Drone inspecting the shafts and capturing live data.
Pro-innovation regulators
Companies often complain that regulators are too slow to approve new technologies or too quick to impose burdensome requirements. Here, the complaint is that regulators aren’t pushing hard enough. Nothing in the current frameworks prevents robotic inspection. The opportunity is for regulators to be more demanding.
“I think what we need regulators to do is actually challenge utilities to do more remote sensing,” Roger says. “Why aren’t you using remote devices to do this sort of work? I think they need to be more proactive and encourage organisations to do that and hold them to account if they don’t."
Remote inspection has advantages on three dimensions:
- safety: no workers in hazardous environments;
- data quality: machines capture everything systematically rather than relying on human attention; and
- environmental protection: shorter outages mean less time when the infrastructure isn’t functioning.
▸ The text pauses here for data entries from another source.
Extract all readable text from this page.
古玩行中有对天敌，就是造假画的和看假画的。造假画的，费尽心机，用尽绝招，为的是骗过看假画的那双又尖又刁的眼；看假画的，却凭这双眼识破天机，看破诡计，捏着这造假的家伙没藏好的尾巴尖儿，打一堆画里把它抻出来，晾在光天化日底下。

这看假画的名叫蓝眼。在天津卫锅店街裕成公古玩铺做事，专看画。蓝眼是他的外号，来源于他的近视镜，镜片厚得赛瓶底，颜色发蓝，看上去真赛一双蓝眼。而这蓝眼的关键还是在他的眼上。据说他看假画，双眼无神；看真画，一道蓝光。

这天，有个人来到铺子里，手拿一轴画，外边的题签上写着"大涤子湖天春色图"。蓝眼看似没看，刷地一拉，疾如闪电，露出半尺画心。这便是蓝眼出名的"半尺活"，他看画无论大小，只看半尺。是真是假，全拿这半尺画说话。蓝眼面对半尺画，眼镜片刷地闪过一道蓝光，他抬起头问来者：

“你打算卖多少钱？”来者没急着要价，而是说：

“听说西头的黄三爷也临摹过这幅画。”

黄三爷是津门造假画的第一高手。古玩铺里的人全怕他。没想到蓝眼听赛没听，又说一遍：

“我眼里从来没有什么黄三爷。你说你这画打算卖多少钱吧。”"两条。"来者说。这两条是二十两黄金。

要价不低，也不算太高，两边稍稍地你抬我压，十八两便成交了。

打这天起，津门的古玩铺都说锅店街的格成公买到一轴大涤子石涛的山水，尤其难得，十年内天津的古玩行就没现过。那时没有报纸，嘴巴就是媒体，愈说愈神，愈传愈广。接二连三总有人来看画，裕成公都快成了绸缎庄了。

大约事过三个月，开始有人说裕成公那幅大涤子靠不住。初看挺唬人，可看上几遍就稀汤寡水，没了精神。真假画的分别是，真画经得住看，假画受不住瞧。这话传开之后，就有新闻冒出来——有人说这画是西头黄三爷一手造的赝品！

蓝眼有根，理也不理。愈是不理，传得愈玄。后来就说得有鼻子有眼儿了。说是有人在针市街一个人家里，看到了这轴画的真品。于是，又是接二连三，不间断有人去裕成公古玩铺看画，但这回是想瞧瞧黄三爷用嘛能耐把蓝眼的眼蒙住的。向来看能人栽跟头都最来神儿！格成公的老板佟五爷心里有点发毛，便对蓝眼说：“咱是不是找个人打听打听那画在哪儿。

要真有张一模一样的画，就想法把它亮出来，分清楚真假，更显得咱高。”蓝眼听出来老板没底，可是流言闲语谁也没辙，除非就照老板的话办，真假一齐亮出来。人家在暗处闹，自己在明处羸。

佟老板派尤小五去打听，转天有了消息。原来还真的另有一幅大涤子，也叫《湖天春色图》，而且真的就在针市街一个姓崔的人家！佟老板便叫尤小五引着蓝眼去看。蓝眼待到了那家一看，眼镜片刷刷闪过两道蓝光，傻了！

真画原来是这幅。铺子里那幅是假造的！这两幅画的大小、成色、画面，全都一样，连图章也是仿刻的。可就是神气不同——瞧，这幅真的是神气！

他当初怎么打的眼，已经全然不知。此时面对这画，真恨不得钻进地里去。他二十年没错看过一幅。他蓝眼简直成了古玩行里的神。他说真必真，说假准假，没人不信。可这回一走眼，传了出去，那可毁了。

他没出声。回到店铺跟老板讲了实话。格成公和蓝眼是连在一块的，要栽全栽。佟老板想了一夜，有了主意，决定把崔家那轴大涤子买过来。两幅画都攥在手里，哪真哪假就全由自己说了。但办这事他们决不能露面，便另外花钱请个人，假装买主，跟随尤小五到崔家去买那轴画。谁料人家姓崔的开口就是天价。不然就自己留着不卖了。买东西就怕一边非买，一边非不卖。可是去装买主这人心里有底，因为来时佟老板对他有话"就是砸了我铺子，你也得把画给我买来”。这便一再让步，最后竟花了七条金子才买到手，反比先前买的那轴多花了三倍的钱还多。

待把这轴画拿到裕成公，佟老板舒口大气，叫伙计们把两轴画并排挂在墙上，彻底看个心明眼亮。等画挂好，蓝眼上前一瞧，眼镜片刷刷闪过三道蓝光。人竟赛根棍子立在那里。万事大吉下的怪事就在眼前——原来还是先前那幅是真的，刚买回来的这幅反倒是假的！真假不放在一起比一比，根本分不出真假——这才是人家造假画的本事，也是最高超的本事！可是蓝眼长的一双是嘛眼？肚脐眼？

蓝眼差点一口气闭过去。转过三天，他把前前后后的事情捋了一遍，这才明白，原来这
If the technology exists to achieve all three simultaneously, the question becomes why not?
What this tells us about Practical AI
The project offers several lessons for deploying AI in infrastructure more broadly.
Technology transfer across sectors can accelerate progress. Amentum brought proven approaches from industries that have been dealing with hazardous, hard-to-access environments for decades into water utilities.
The second lesson is that starting simple often beats starting sophisticated. “Set up a minimum viable product rather than something that’s perhaps super sophisticated and then crashes because you’ve tried to be too clever,” Roger says.
Another lesson is that novel environments require learning on the job. Without representative training data, AI models cannot be pre-trained in the conventional sense. The team built their understanding through deployment, using simpler detection methods initially and accumulating the dataset needed for more sophisticated approaches over time. This is the opposite of how AI is typically presented as a technology you train once and then deploy but it may be more realistic for infrastructure applications where every asset is different.
Takeaways
The project offers the following lessons for deploying AI in infrastructure:
- Design choices made early determine what is possible later. Infrastructure that is not designed with future automation in mind can be more difficult to adapt later.
- Start with a minimum viable capability, not maximum sophistication. An earlier push for full autonomy proved technically impressive but economically unviable. Focusing on teleoperation with targeted AI delivered most of the value at a lower cost.
- Technology transfer can accelerate progress. Adapting proven approaches from other sectors can leapfrog years of development.
- Hybrid approaches may outperform single solutions. Combining several technological solutions, such as AI analytics, robots and drones, can prove more practical than relying on any single technology, especially as capabilities advance at different rates.
- Novel environments may require learning through deployment. Without data, AI models can’t be pre-trained. Iterative deployment to accumulate datasets over time may be more realistic for infrastructure applications.
- Regulators can be drivers of adoption. Rather than merely permitting new approaches, regulators could actively challenge infrastructure operators to adopt innovation.
- Remote inspection can enable proactive, preventative maintenance. If inspection can be deployed within hours, rather than planned months in advance, it can become a routine tool for early intervention, rapid reassurance after suspected incidents and safer longer-term stewardship of infrastructure.